Artists came to Bellevue, and sat upon a platform in the center of the hall and made sketches of the dancing children. At Meudon, not far away, was the studio of a famous sculptor, Auguste Rodin; a sturdy son of the people with a great spade beard, broad features, and ponderous form. He was an old man now, becoming feeble, but he could still make wonderful sketches. He sat near Lanny and, when the dancing was over, talked about the loveliness of it, and wished he could have had such models for all his work — models who lived, and moved, and brought harmony before the eyes in a thousand shifting forms. Lanny thought that this old man himself had been able to make marble and bronze live and move; he tried to say it, and the sculptor put his big hand on the boy's head, and told him to come to the studio some day and see the works which had not yet been given to the world.

Driving into Paris, the ladies talked about Rodin, who also was providing evidence about the love life! He was getting into- his dotage, and had fallen prey to an American woman, married to a Frenchman who bore one of the oldest and proudest names in history. “But that doesn't keep them from being bad characters,” said Mrs. Emily. She told how this pair had preyed upon the old artist and got him to sign away much of his precious work.

“Oh, dear, oh, dear!” exclaimed Beauty Budd. “What pitiful creatures men are!” She meant it for Harry, of course; but Lanny heard it and agreed. People wished to take love as a source of pleasure, but it seemed to bring them torment. The primrose path had thorns in it, and as time passed these thorns became dry and hard and sharper than a serpent's tooth.

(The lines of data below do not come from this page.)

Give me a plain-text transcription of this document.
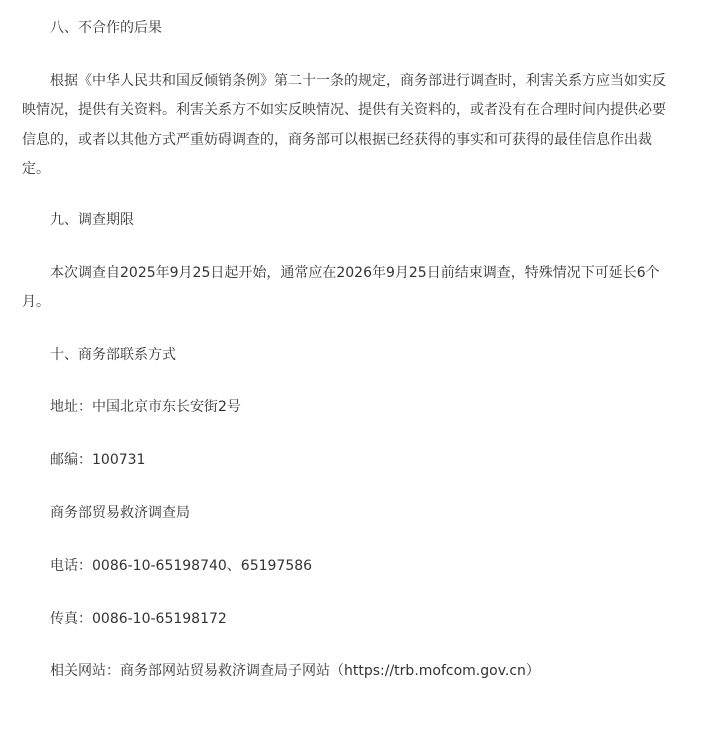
八、不合作的后果

根据《中华人民共和国反倾销条例》第二十一条的规定，商务部进行调查时，利害关系方应当如实反映情况，提供有关资料。利害关系方不如实反映情况、提供有关资料的，或者没有在合理时间内提供必要信息的，或者以其他方式严重妨碍调查的，商务部可以根据已经获得的事实和可获得的最佳信息作出裁定。

九、调查期限

本次调查自2025年9月25日起开始，通常应在2026年9月25日前结束调查，特殊情况下可延长6个月。

十、商务部联系方式

地址：中国北京市东长安街2号

邮编：100731

商务部贸易救济调查局

电话：0086-10-65198740、65197586

传真：0086-10-65198172

相关网站：商务部网站贸易救济调查局子网站（https://trb.mofcom.gov.cn）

They came into Paris at the hour when the shops and factories were closing, and the streets swarming with people. The crowds did not seem to be hurrying as usual; they would form groups and stand talking together. The newsboys were shouting everywhere, and the headlines on the papers were big enough so that motorists could read without stopping. La Guerre! was the gist of them all. Austria had that day declared war upon Serbia! And what was Russia going to do? What would Germany do? And France? And England? People stared at one another, unable to grasp the awful thing'that was crashing upon the world.